Fauci reiterated that the vaccines should still protect against the disease, and drugmakers are working on booster doses to tackle the arising mutations. Clinical trials for a booster shot from Moderna to target the B.1.351 variant are planned to begin in mid-March, he said.

While the U.S. may see another surge from the B.1.1.7 variant in the future, Dr. Celine Gounder, a former member of President Joe Biden's Covid advisory board, told CNBC she's more concerned about the B.1.351 or P.1 variants mutating further and making the currently deployed vaccines less effective at preventing hospitalizations and deaths.

"If you have the B.1.351 or the P.1 further mutate to where it's no longer covered by the vaccine, and you have a window where we don't yet have the updated vaccine available, we could find ourselves in a difficult spot in the fall," Gounder said in a phone interview.

Covid fatigue sets in

The variants aren't the only problem. Covid fatigue is winning, and fewer people are adhering the recommended public health measures necessary to curb the virus's spread, Walensky said.

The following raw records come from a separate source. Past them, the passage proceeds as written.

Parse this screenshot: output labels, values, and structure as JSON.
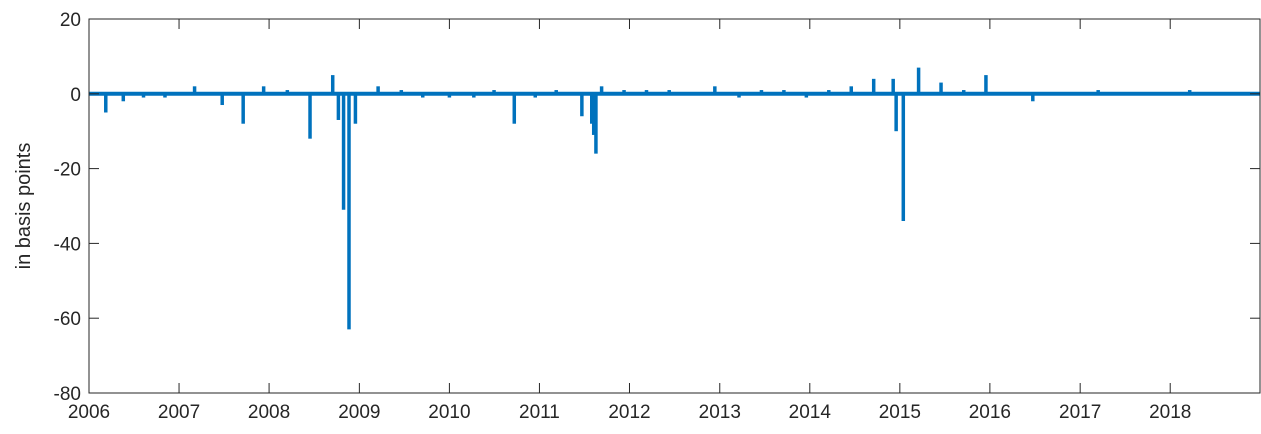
{
  "chart_data": {
    "type": "bar",
    "title": "",
    "xlabel": "",
    "ylabel": "in basis points",
    "xlim": [
      "2006-01-01",
      "2018-12-31"
    ],
    "ylim": [
      -80,
      20
    ],
    "x_tick_labels": [
      "2006",
      "2007",
      "2008",
      "2009",
      "2010",
      "2011",
      "2012",
      "2013",
      "2014",
      "2015",
      "2016",
      "2017",
      "2018"
    ],
    "y_tick_labels": [
      "20",
      "0",
      "-20",
      "-40",
      "-60",
      "-80"
    ],
    "y_ticks": [
      20,
      0,
      -20,
      -40,
      -60,
      -80
    ],
    "grid": false,
    "baseline_value": 0,
    "series_color": "#0072BD",
    "points": [
      {
        "x": "2006-03-10",
        "y": -5
      },
      {
        "x": "2006-05-20",
        "y": -2
      },
      {
        "x": "2006-08-10",
        "y": -1
      },
      {
        "x": "2006-11-05",
        "y": -1
      },
      {
        "x": "2007-03-05",
        "y": 2
      },
      {
        "x": "2007-06-25",
        "y": -3
      },
      {
        "x": "2007-09-18",
        "y": -8
      },
      {
        "x": "2007-12-10",
        "y": 2
      },
      {
        "x": "2008-03-15",
        "y": 1
      },
      {
        "x": "2008-06-15",
        "y": -12
      },
      {
        "x": "2008-09-15",
        "y": 5
      },
      {
        "x": "2008-10-08",
        "y": -7
      },
      {
        "x": "2008-10-29",
        "y": -31
      },
      {
        "x": "2008-11-20",
        "y": -63
      },
      {
        "x": "2008-12-16",
        "y": -8
      },
      {
        "x": "2009-03-18",
        "y": 2
      },
      {
        "x": "2009-06-20",
        "y": 1
      },
      {
        "x": "2009-09-15",
        "y": -1
      },
      {
        "x": "2010-01-01",
        "y": -1
      },
      {
        "x": "2010-04-10",
        "y": -1
      },
      {
        "x": "2010-07-01",
        "y": 1
      },
      {
        "x": "2010-09-21",
        "y": -8
      },
      {
        "x": "2010-12-15",
        "y": -1
      },
      {
        "x": "2011-03-10",
        "y": 1
      },
      {
        "x": "2011-06-22",
        "y": -6
      },
      {
        "x": "2011-08-01",
        "y": -8
      },
      {
        "x": "2011-08-09",
        "y": -11
      },
      {
        "x": "2011-08-18",
        "y": -16
      },
      {
        "x": "2011-09-10",
        "y": 2
      },
      {
        "x": "2011-12-10",
        "y": 1
      },
      {
        "x": "2012-03-10",
        "y": 1
      },
      {
        "x": "2012-06-10",
        "y": 1
      },
      {
        "x": "2012-12-12",
        "y": 2
      },
      {
        "x": "2013-03-20",
        "y": -1
      },
      {
        "x": "2013-06-19",
        "y": 1
      },
      {
        "x": "2013-09-18",
        "y": 1
      },
      {
        "x": "2013-12-18",
        "y": -1
      },
      {
        "x": "2014-03-19",
        "y": 1
      },
      {
        "x": "2014-06-18",
        "y": 2
      },
      {
        "x": "2014-09-17",
        "y": 4
      },
      {
        "x": "2014-12-05",
        "y": 4
      },
      {
        "x": "2014-12-17",
        "y": -10
      },
      {
        "x": "2015-01-15",
        "y": -34
      },
      {
        "x": "2015-03-18",
        "y": 7
      },
      {
        "x": "2015-06-17",
        "y": 3
      },
      {
        "x": "2015-09-17",
        "y": 1
      },
      {
        "x": "2015-12-16",
        "y": 5
      },
      {
        "x": "2016-06-23",
        "y": -2
      },
      {
        "x": "2017-03-15",
        "y": 1
      },
      {
        "x": "2018-03-21",
        "y": 1
      }
    ]
  }
}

Despite recent warnings from the Biden administration, some states have continued to forge ahead with their reopenings as cases dip and more vaccines are administered. Texas and Mississippi announced Tuesday that they would fully reopen their states and nix their mask requirements.

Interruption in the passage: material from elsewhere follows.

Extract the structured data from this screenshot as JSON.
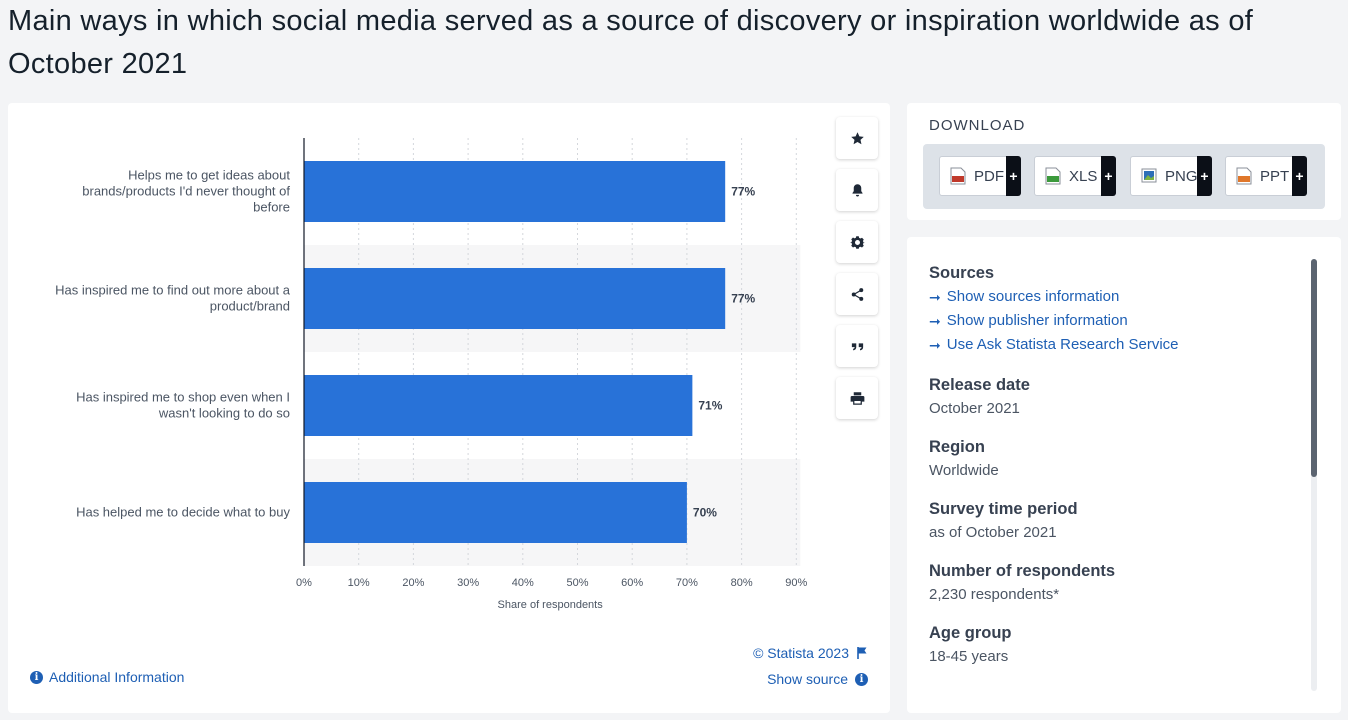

"I would still encourage individuals to wear a mask, to socially distance and do the right thing to protect their own health," Walensky said Wednesday.

In New York, large sports arenas were allowed to return with required testing, and restaurants in New York City have resumed indoor dining with limited capacity.

New York is reporting an average of roughly 7,399 new Covid-19 cases per day, the lowest daily number of cases the state has recorded since early December but hovering at nearly the same level when Gov. Andrew Cuomo closed the city's indoor dining in December.

On Wednesday, Cuomo noted during a news briefing that the state's Covid-19 hospitalizations have now "dropped to a level below where it was before it started to peak" in December amid the holidays.

Gounder, who's a professor of medicine at New York University, said she felt it was "premature" for New York to reopen indoor dining.

"I think it was very unwise to be reopening restaurants, which are basically the highest risk public places at this time," Gounder said.